Sowohl das Innenministerium als auch der Verband bestätigen: Google sei inzwischen aktiv geworden und habe ein neues Android-Update auf den Markt gebracht. Der Konzern hat dies auf Nachfrage von BR24 bestätigt. Die Leitstellen werden dennoch noch eine Weile mit übermäßig vielen Fehlanrufen konfrontiert sein: Nämlich noch so lange, bis die Nutzer das neue Update auf ihren Smartphones installiert haben.

Notruf der Zukunft - Müssen wir bald nicht mehr selbst anrufen?

Ist das Problem der automatischen Anrufe durch ein Update nun langfristig behoben? Der Abteilungsleiter der Integrierten Leitstelle Nürnberg, Marc Gistrichovsky, geht nicht davon aus. Er beschäftigt sich auch ehrenamtlich mit der Frage, durch welche technischen Möglichkeiten ein Notruf ausgelöst werden kann: Als Vorsitzender des Fachverbandes Leitstellen e.V.. Der Verband steht in engem Kontakt mit der European Emergency Number Association (EENA) und diese wiederum berät sich häufig mit Vertretern von Apple und Google. Zum Beispiel, um die Ortung von Notrufen auf europäischer Ebene zu vereinheitlichen.

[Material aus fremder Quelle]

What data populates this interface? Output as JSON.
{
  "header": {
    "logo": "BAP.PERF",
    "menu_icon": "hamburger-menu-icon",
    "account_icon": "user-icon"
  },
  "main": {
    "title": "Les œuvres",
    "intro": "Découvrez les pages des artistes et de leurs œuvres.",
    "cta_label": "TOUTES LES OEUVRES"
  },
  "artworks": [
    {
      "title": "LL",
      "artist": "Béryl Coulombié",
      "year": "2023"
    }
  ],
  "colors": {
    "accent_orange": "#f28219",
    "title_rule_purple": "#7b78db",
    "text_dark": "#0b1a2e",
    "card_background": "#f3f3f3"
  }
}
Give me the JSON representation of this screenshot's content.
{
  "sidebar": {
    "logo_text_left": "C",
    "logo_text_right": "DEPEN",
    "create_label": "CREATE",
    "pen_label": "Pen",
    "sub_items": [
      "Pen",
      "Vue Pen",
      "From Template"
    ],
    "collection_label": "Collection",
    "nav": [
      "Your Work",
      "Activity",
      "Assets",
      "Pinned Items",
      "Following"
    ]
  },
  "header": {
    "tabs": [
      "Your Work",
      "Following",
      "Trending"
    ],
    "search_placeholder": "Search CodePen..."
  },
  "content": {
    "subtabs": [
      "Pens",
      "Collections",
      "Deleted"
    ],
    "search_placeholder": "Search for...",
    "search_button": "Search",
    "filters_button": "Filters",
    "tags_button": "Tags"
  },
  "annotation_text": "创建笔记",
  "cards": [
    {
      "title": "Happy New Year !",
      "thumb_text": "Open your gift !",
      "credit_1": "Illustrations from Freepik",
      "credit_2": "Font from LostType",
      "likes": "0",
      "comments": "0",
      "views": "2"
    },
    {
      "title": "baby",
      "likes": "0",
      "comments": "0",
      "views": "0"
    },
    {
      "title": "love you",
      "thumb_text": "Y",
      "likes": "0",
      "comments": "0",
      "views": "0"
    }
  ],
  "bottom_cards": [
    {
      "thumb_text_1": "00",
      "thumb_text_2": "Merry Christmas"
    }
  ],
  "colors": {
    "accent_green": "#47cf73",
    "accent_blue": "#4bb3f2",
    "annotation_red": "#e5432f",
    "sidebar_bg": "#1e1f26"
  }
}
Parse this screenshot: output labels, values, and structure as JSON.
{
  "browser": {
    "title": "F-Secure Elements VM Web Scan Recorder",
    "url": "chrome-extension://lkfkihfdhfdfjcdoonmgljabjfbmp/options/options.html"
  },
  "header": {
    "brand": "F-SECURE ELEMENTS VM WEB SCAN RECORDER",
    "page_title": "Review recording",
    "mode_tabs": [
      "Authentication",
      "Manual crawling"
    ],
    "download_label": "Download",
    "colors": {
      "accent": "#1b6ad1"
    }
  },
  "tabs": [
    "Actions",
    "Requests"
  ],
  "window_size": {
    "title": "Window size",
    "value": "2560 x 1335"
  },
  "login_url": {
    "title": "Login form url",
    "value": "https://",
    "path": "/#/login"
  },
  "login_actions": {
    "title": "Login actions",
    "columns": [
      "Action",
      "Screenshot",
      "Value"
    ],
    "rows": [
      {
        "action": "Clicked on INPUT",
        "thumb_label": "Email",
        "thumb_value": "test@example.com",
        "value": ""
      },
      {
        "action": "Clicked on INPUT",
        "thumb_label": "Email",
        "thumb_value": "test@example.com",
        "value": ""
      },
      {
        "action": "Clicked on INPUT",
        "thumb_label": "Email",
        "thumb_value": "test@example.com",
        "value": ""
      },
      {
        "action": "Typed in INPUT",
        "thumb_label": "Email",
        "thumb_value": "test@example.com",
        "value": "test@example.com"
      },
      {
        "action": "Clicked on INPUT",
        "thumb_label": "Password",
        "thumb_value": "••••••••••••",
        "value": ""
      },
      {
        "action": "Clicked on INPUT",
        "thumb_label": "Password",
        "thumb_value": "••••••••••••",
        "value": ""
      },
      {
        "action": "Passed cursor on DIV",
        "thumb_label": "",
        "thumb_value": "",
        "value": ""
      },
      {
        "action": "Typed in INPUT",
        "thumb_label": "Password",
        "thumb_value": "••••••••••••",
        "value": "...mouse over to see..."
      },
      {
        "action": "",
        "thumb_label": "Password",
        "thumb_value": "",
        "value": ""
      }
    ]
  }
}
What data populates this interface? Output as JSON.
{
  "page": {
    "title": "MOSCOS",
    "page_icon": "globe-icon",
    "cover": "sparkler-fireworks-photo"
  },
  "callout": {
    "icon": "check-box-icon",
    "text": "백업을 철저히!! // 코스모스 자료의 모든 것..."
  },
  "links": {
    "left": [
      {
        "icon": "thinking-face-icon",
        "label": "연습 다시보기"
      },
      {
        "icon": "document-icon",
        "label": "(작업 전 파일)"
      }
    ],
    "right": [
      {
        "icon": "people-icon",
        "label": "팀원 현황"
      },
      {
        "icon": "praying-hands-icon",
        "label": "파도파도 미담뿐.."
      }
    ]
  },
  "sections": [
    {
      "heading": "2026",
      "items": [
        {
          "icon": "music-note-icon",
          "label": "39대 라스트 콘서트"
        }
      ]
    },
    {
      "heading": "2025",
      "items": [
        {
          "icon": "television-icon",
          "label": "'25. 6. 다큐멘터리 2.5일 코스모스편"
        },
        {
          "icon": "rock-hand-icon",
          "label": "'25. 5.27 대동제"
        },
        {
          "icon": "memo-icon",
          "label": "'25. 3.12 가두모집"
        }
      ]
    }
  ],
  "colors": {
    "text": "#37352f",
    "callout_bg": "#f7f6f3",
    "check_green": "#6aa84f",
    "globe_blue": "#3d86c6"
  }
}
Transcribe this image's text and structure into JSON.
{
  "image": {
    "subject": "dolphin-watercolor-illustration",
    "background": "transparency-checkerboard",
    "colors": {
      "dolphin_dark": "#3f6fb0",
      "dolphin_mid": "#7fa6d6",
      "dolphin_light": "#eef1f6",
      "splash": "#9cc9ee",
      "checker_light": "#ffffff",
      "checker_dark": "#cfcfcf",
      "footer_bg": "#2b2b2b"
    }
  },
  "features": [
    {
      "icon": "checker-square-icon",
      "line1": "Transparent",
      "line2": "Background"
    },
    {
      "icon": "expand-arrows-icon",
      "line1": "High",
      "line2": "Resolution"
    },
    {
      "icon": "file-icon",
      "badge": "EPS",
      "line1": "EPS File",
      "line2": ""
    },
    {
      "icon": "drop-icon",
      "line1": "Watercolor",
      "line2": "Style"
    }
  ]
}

"Inwieweit der klassische Anruf in den nächsten 20 Jahren noch das Hauptmedium zur Kommunikation sein wird? Da bin ich gespannt!", sagt Gistrichovsky. Der Trend gehe hin zu Systemen, die selbstständig Vorfälle melden. Er sieht darin nicht zwingend eine zusätzliche Belastung der Notruf-Zentralen, sondern auch eine Chance auf schnellere Rettungseinsätze. Als Beispiel nennt er das Notruf-System E-Call, das seit 2018 in neue Autos verbaut werden muss. Es nutzt Mobilfunk und Satellitenortung, um nach einem Unfall automatisch eine Telefonverbindung zur 112 herzustellen. Auch das neue iPhone und die Apple-Smartwatch habe Sensoren integriert, die Stürze oder Unfälle erkennen: "Neulich hat ein Handy angerufen von der A3 und selbstständig einen Verkehrsunfall gemeldet. Einfach durch den Aufprall", so Gistrichovsky.